(no subject)

Dec 04, 2007 14:55


В полдень ко мне постучала Роза и попросила после обеда присмотреть за ее сыном.

Наверное, нужно сначала рассказать о том, кто такая Роза и почему ей дозволено было вторгаться в мою жизнь с таким личным, в общем-то, поручением.
Дело о том, что она была похожа на цыганку... Этот факт сам по себе ничего еще не значил, так как Роза могла оказаться кем угодно, только не цыганкой, однако она так умело извлекала прибыль из своей внешности, что я в душе благоговела. Она отлично это знала и беззастенчиво пользовалась моей услужливостью.
Я тогда только-только вошла в стадию своего очередного маниакального увлечения, на сей раз - литературой, и нескончаемый поток Розиных клиенток великолепно подпитывал мою и так небедную фантазию.

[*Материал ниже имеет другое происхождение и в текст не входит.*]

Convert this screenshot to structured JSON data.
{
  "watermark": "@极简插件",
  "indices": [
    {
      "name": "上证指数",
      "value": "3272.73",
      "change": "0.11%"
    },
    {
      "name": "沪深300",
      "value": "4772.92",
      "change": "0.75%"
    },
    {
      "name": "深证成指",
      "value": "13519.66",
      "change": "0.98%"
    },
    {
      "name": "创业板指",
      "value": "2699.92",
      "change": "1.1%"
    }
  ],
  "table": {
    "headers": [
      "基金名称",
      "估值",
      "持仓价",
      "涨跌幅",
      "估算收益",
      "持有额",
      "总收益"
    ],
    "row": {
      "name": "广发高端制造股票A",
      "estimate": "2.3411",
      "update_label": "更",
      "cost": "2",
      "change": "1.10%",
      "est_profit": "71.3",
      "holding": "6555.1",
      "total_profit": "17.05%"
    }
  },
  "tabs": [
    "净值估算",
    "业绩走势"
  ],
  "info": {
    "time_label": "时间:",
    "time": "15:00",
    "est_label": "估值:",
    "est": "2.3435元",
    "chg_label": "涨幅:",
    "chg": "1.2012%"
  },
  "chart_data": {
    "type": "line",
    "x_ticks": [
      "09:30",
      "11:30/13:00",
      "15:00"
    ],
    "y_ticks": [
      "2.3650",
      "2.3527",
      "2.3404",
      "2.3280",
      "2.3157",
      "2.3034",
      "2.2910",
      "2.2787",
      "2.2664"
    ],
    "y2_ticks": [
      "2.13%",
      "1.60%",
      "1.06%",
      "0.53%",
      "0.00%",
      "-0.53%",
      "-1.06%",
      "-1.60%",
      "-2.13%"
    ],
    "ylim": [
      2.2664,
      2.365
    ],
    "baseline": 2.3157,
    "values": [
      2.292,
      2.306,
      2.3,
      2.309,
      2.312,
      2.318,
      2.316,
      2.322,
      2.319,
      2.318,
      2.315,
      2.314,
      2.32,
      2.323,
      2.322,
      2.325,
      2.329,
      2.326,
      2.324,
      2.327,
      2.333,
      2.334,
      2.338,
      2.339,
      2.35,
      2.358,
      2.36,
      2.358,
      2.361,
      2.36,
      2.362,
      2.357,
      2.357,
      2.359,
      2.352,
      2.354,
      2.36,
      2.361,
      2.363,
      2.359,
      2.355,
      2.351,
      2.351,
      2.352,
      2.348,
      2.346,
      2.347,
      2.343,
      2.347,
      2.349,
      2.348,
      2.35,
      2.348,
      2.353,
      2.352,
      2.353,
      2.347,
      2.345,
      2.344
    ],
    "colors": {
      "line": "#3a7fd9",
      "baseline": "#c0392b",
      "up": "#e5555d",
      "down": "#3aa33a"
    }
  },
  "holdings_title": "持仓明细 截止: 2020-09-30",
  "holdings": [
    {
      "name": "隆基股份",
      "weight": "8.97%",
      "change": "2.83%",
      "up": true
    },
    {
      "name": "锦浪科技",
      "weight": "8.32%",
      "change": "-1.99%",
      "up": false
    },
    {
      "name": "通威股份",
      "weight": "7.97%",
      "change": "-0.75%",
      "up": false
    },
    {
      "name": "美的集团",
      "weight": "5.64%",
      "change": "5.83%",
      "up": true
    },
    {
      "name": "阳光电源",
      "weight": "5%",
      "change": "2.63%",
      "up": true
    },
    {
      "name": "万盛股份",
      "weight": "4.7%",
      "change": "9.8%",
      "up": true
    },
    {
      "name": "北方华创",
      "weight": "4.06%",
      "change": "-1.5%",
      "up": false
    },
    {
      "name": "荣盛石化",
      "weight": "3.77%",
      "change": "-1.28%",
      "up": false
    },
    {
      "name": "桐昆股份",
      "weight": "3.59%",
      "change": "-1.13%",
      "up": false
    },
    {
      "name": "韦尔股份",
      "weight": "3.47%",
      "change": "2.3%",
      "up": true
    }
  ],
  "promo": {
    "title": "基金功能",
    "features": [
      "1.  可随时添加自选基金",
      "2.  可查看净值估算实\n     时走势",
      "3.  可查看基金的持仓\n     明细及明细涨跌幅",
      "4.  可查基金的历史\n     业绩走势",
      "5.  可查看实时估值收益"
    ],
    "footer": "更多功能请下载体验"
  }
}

Они начинали собираться у нас в подъезде часов с восьми, стояли тихо, по одиночке и парами, изредка шепотом переговариваясь. В это же время Роза у себя в квартире готовилась к представлению - поплевав, приклеивала к подбородку родинку, подвязывала голову платком, надевала широкое платье, мягко обнимавшее ее мощную фигуру...
Думаю, женщины ее слегка побаивались. Она командовала ими как хотела: те, кто занимал очередь раньше всех, могли попасть к ней на "сеанс" последними, и наоборот. Роза руководствовалась какими-то своими, только ей одной извесными принципами отбора "клиентуры", поэтому я регулярно видела в толпе и богатых, и бедных, и наглых, и тихих. Одних она могла прогнать прямо с порога, других приглашала пройти бесплатно.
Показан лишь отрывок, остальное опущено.